In the last twenty years, our visual comprehension of momentary chunks of text has developed to a remarkable degree. A tenth of a second on a typical TV display will give a real sense of a picture or of a chunk of advertising wording. Everything has speeded up as we learned how to scan rather than to read, how to intuit ideas rather than investigate them. Look at the slow text sections of an old silent movie and you will see the difference in reading speeds in less than a century.

A desire to break out of the fixedness of text appeared already in the later 19th century, when Mallarmé in his "Coup de dés. . . . ." tried to imitate something like fortuitous reading on a printed page. In the world of Dada, words appeared everywhere, in designs and by pure chance, always suggesting that they were loose and mobile in some sense. But little could be done with real mobility until we moved into the electronic age; these new HyperPoems which I have been working with are the front fringe of a very different new set of sensibilities.

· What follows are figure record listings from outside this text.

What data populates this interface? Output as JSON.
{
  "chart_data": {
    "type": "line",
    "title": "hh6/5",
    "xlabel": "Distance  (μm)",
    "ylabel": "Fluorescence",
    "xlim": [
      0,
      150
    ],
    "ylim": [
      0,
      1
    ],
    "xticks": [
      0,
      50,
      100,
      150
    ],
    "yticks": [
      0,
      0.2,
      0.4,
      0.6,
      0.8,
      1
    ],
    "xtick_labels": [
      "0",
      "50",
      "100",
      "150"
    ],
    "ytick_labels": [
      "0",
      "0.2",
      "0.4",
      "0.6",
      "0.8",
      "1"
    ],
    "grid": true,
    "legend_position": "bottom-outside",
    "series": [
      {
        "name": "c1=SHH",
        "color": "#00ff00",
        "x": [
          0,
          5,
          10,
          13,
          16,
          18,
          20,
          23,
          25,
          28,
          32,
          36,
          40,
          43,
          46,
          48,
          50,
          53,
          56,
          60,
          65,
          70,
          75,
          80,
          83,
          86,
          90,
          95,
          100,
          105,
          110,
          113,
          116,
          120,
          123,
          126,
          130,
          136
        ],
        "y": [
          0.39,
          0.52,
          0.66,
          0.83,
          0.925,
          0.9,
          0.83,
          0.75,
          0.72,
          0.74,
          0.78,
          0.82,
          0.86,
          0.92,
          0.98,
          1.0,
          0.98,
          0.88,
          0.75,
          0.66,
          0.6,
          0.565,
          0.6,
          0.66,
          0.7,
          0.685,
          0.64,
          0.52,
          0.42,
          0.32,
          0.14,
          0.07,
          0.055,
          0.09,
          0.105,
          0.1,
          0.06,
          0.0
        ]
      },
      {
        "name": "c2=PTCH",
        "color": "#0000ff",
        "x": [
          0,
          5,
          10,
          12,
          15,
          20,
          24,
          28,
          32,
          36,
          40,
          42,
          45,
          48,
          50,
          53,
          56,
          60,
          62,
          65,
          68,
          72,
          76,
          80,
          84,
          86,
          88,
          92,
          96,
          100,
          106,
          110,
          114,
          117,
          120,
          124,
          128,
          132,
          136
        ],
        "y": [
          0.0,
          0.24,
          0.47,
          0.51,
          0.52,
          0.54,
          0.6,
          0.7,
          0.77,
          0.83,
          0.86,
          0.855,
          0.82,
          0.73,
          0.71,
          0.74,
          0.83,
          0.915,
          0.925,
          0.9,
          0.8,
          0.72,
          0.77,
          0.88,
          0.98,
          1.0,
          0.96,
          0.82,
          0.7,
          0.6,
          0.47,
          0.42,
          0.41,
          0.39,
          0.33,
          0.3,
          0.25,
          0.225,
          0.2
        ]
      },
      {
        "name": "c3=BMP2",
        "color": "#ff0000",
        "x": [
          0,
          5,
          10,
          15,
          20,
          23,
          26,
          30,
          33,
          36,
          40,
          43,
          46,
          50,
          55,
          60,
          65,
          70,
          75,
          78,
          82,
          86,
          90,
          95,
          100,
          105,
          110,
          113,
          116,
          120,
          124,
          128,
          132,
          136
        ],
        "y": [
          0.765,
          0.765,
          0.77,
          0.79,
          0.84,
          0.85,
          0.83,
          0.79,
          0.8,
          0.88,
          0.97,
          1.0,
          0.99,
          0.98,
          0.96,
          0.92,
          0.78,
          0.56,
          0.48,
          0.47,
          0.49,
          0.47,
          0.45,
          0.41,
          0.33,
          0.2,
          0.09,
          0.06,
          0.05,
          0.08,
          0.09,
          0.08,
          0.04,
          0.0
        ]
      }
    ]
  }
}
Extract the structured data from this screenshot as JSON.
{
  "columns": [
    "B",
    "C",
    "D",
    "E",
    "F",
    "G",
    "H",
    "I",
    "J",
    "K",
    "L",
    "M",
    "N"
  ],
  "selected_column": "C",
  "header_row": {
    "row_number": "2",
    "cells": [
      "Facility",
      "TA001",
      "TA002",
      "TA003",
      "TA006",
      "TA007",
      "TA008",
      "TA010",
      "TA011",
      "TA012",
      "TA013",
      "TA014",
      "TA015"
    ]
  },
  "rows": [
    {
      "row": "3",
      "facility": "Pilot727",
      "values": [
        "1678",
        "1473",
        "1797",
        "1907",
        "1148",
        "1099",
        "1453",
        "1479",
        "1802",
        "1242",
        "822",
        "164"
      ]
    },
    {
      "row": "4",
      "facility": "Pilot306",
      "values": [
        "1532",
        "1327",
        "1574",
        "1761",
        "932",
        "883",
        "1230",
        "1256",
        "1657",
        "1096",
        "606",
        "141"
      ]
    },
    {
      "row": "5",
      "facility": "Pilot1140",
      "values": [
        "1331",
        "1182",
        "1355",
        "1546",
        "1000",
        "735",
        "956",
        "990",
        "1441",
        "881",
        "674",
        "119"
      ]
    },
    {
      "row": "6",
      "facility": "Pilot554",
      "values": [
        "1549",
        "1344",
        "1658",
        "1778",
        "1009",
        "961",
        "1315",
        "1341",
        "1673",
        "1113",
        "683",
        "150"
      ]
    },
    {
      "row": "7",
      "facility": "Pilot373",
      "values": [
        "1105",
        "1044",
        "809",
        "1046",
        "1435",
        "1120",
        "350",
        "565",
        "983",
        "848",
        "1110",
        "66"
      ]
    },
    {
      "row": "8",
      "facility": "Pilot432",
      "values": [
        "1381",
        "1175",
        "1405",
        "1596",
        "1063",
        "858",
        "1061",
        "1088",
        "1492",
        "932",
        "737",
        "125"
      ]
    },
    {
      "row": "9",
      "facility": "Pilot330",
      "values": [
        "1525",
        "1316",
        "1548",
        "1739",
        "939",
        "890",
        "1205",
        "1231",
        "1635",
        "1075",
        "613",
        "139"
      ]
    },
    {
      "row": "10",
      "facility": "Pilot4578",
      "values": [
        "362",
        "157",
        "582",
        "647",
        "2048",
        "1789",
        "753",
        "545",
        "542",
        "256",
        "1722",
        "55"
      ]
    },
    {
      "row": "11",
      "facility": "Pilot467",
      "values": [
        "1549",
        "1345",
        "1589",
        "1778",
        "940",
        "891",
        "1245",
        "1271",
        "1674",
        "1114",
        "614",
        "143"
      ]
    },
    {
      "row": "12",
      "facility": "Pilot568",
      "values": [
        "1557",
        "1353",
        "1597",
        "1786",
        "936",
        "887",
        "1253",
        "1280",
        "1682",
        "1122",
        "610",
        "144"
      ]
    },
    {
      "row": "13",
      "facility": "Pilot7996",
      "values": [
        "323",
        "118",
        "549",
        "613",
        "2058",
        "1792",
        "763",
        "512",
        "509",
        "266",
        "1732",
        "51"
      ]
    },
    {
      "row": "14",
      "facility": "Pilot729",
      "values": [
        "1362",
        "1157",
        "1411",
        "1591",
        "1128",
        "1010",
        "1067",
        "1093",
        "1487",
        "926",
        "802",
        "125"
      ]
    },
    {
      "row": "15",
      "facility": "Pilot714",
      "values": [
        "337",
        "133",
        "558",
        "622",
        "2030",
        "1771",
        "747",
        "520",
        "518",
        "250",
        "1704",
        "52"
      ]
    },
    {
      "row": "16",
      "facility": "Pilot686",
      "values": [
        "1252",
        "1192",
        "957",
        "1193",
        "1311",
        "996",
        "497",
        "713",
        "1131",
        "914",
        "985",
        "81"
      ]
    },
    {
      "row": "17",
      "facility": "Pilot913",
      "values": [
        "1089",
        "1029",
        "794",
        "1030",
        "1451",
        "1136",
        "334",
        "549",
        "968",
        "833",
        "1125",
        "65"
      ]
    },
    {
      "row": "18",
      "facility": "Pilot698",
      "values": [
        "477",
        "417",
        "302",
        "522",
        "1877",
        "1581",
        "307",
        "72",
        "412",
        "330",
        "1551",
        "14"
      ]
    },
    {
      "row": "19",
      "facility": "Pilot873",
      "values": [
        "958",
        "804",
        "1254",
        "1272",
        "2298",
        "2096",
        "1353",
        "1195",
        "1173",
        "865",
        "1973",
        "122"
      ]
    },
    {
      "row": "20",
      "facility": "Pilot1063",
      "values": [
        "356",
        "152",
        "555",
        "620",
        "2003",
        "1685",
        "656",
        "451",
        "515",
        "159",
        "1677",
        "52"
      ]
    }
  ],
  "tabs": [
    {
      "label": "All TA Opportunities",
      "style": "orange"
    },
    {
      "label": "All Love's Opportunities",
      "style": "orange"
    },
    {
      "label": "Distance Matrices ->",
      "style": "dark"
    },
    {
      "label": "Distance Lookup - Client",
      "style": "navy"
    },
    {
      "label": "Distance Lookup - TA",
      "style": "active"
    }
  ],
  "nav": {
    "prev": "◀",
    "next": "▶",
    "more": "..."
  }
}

Some people who have been heavily schooled to be linear, cannot "read" these new motion poems, which are as if one were walking into a flowering meadow and standing a moment taking it all in bit by bit. There is no order but just what you see, and your eye will rove rather than classify as it moves from edge to edge. When you come back tomorrow there will be changes in the meadow and also in your perception, because all is in change as Heraclitus well said. So the walk in the meadow or the perusal of a HyperPoem for several minutes might be considered as an investigative essay in changeability and variety. It could be in the world of nature, while in these poems it will be in words and text.

I want a poem to be meditated, not read through. So by taking it off the page and making it a variable field of words, I think we are trying something new and something possibly very interesting.